Sans doute, aussi, faut-il voir dans le scénario inattendu de ce final un nouveau signe de la lassitude qui semble s’installer chez Pogacar. Jeudi déjà, il avait surpris son monde en se demandant « ce qu’il faisait encore là ». « C’est si long. J’ai hâte que ce soit terminé et que je puisse faire autre chose dans ma vie », avait-il ajouté. Si on peut comprendre qu’il en ait plein les bottes après quasiment trois semaines de course, avec la pression que cela suppose quand on est le patron du peloton, on peut aussi s’étonner qu’il le dise de manière si cash à voix haute, rien que pour le respect du Tour de France.
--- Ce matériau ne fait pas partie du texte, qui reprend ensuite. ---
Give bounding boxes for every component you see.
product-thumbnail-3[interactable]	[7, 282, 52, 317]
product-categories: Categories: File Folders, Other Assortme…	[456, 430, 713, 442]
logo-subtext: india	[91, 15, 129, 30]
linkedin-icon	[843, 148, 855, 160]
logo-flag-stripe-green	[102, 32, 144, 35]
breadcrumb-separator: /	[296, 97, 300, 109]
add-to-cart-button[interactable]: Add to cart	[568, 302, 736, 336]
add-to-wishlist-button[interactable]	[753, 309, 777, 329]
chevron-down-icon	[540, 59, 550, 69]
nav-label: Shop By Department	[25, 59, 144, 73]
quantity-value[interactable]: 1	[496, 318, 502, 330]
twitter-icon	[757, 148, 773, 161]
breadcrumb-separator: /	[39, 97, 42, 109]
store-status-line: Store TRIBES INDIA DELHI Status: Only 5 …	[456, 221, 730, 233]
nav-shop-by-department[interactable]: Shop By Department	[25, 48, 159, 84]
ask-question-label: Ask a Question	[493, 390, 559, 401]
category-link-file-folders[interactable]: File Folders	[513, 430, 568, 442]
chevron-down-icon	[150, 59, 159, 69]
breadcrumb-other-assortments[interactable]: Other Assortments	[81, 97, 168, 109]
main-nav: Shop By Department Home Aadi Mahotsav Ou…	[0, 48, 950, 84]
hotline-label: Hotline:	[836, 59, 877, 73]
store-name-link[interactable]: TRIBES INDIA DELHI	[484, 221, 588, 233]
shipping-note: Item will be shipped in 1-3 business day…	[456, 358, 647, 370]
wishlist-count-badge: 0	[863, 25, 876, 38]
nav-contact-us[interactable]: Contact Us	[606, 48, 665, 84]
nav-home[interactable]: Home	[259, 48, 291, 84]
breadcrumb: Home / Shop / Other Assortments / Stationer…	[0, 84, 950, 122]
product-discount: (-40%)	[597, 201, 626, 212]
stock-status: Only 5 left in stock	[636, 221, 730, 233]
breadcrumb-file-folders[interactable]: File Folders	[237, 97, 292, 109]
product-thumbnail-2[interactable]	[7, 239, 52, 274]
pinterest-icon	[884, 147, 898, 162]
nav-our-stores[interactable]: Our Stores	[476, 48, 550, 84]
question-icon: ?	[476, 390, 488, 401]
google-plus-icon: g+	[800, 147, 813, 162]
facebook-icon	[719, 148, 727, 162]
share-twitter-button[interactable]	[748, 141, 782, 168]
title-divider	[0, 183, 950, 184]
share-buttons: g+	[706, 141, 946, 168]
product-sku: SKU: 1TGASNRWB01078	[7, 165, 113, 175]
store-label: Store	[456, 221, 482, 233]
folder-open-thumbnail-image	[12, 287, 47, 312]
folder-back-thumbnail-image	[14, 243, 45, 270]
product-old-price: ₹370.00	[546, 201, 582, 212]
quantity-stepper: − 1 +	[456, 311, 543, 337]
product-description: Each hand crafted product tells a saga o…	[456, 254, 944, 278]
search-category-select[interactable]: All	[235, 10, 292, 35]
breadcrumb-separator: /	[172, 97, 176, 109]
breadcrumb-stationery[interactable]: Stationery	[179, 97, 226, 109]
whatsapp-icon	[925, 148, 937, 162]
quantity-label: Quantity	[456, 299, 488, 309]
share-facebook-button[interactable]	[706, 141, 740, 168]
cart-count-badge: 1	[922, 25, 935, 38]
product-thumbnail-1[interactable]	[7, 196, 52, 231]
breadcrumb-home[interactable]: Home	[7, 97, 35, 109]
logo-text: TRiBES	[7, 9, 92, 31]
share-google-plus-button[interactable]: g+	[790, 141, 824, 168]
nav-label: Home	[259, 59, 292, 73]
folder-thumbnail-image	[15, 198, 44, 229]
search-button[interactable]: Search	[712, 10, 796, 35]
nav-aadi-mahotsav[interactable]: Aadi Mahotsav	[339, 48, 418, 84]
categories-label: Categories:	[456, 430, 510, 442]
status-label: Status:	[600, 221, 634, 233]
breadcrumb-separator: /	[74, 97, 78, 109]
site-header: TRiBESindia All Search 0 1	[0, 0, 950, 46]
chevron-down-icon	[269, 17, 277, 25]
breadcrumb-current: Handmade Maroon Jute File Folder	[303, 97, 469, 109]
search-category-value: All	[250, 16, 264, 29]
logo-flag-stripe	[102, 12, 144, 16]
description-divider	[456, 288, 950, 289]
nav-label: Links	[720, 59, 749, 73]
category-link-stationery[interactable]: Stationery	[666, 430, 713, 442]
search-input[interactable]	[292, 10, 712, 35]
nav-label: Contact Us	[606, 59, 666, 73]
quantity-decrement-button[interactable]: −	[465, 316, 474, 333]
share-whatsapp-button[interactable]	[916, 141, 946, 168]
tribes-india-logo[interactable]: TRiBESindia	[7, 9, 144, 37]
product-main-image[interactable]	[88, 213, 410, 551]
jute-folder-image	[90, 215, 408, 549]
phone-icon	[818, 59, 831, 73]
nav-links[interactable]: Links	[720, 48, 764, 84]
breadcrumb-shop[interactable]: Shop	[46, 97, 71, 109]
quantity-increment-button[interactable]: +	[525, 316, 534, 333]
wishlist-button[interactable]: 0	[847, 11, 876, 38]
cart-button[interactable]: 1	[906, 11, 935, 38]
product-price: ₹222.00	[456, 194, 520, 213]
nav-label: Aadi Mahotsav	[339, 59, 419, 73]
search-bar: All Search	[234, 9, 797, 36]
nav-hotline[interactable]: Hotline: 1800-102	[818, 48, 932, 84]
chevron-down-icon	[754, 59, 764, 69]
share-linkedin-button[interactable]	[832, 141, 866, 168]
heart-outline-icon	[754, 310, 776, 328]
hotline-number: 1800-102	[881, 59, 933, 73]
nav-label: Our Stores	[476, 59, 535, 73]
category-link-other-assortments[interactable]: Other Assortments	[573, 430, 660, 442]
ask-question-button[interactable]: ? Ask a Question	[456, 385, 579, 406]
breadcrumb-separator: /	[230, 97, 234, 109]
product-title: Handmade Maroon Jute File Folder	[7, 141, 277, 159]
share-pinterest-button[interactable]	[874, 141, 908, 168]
Le Slovène a remis ça ce vendredi, après s’être un peu forcé à sourire sur le podium pour récupérer son nouveau maillot jaune. « Là ça commence à être un peu long, surtout avec cette météo aujourd’hui. Avec la cérémonie derrière, c’est un peu longuet. J’ai juste envie d’aller au bus et de prendre une douche chaude. » Juste avant, il avait soufflé qu’il « comptait les kilomètres jusqu’à Paris ». Tadej Pogacar serait donc un être humain, finalement. Comme les 160 autres coureurs qui restent dans le peloton, il a juste envie que tout ça se termine. Ou alors, il s’ennuie beaucoup.